The local business angle
If you’re a local business like many SMEs within Northampton, for example, you want a agency that really gets local search.
Similarly, the essence of local SEO is not about the ranking on a national scale. Rather, the focus is on the Google business profile, citations, reviews, and geo-content, which should also be emphasized in the marketing campaign, including the work done in familiar local locations, testimonials mentioning specific home locations, and content about local service locations.
If they guarantee top rankings in national searches related to “builder” or “electrician” terms, then they probably can’t service your business. Everyone wants local calls, or at least local inquiries.
What it actually costs
Pricing can differ substantially based on various requirements, market competition, and scale.
For a local business looking for a good local SEO package, some tweaks to the website, and even managing Google Ads, the cost would be around £750-£1,500 a month from a decent agency. This would include content, technical issues, links, and even a reporting package for the month.
Anything less than that is usually a basic level, while anything more than that indicates a very competitive niche or a good volume of work.
One-off projects, such as rebuilding the whole website from scratch and enabling it to be SEO friendly or completing an audit and strategy, could be anything from £2,000 to £10,000.
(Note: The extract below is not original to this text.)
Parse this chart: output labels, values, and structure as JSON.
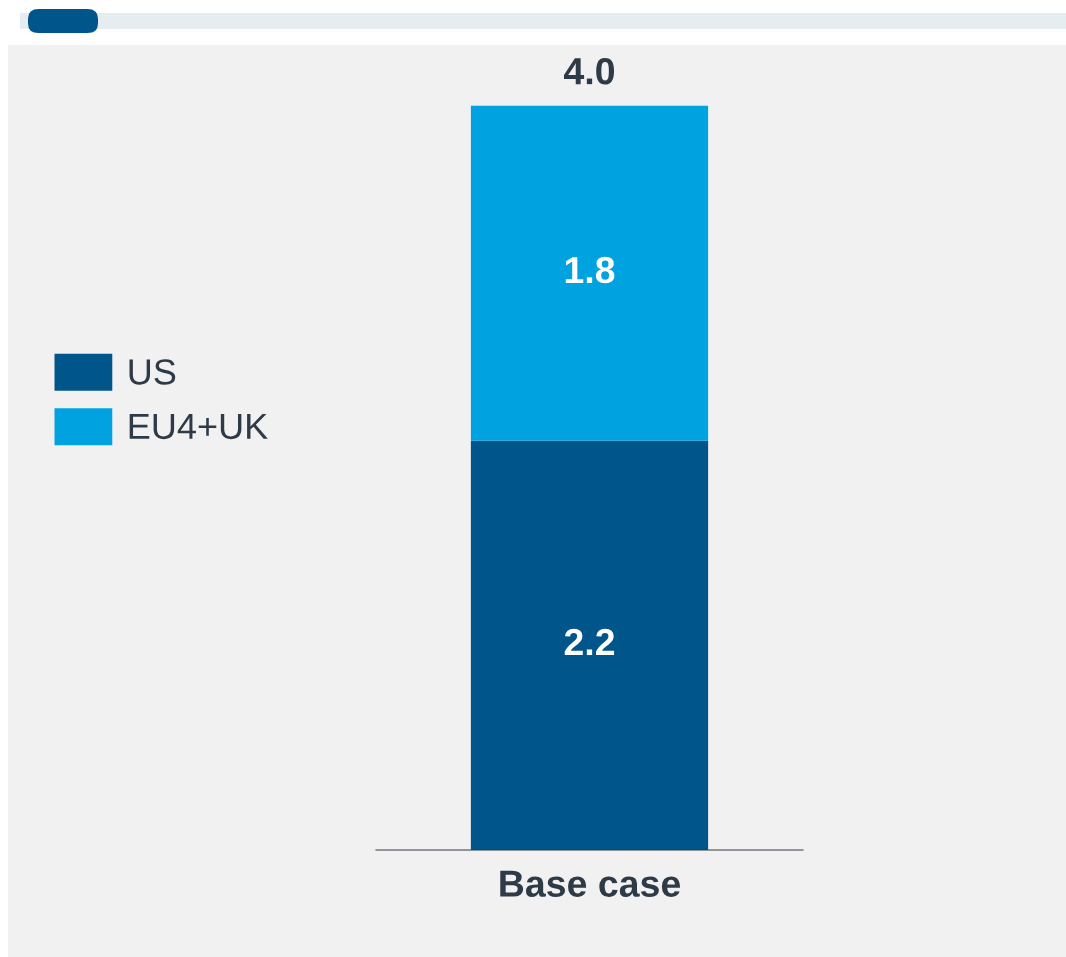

If it feels like it’s worth it in terms of value for the things you’re receiving, then you’re obviously on the right track. If you’re paying £1,200 a month and receiving a report once a month, a couple of blog posts, and nothing physical, then something’s not right.
The working relationship
This is more important than you might think. There will be a need for constant communication between you (at least once a month), they’ll need access to your site and analytics, and they should want to understand your business.
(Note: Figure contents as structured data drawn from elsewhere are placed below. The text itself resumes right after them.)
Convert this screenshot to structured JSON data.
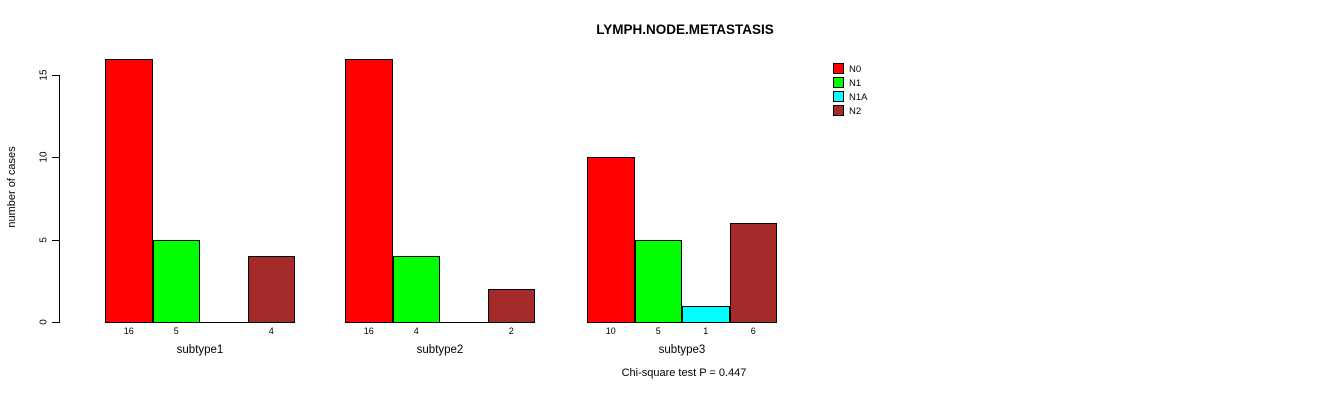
{
  "chart_data": {
    "type": "bar",
    "title": "LYMPH.NODE.METASTASIS",
    "xlabel": "",
    "ylabel": "number of cases",
    "categories": [
      "subtype1",
      "subtype2",
      "subtype3"
    ],
    "series": [
      {
        "name": "N0",
        "color": "#FF0000",
        "values": [
          16,
          16,
          10
        ]
      },
      {
        "name": "N1",
        "color": "#00FF00",
        "values": [
          5,
          4,
          5
        ]
      },
      {
        "name": "N1A",
        "color": "#00FFFF",
        "values": [
          0,
          0,
          1
        ]
      },
      {
        "name": "N2",
        "color": "#A52A2A",
        "values": [
          4,
          2,
          6
        ]
      }
    ],
    "yticks": [
      0,
      5,
      10,
      15
    ],
    "ylim": [
      0,
      16.6
    ],
    "grid": false,
    "legend_position": "top-right",
    "bar_value_labels_shown": true,
    "zero_value_labels_hidden": true,
    "annotation": "Chi-square test P = 0.447"
  }
}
If the initial vibe isn’t right, it only gets worse. You want someone who listens, understands your goals, and speaks plain English, not corporate-itis.
And it’s a collaboration. They’re going to need access to your own content, to customer feedback, to be sure they’re understanding what’s going on from a real-world perspective as opposed to what the numbers say. It’s not some kind of “here’s 1,000 quid, fix my rankings while I ignore your questions kind of deal.”
The DIY question
Can you do this for yourself?
Technically, yes. People do. But it takes time to learn, implement, and keep track of updates (Google updates things constantly).
If you are a one-man show or have a tiny team, chances are you are better off focusing on providing your service and getting paid for it, as against spending time learning technical SEO.
Well, if you have someone within your organization who can do it, then so be it, and you can train him or her or sign him or her up for a class. The reality, however, is that small businesses often realize economic benefits from
Making the decision
Here’s how I’d approach it:
The first step is defining exactly what your need really is. Is it visibility? Are you getting found but somehow failing to convert? Or are you getting found by the wrong customer? The problem is different from the solution. – “Get in touch with a few agencies, see who really listens and asks good questions, versus those agencies that only present the same old cookie-cutter packages.” – Check out their track record with firms similar to yours. An SEO agency that excels at e-commerce SEO work may not be the right choice for a small trades business, and vice versa. – Make sure you understand exactly what you are getting, what success looks like, and how long it should take. Then decide if the investment makes sense in your current situation. The answer may be yes, or it may be no – yet maybe the first thing to fix should be X. Either way, you’ve made an informed decision, as opposed to a panic decision due to a rival placing higher than yourself and your cold email being deleted due to your panic. This kind of clarity alone is worth more than most businesses realize.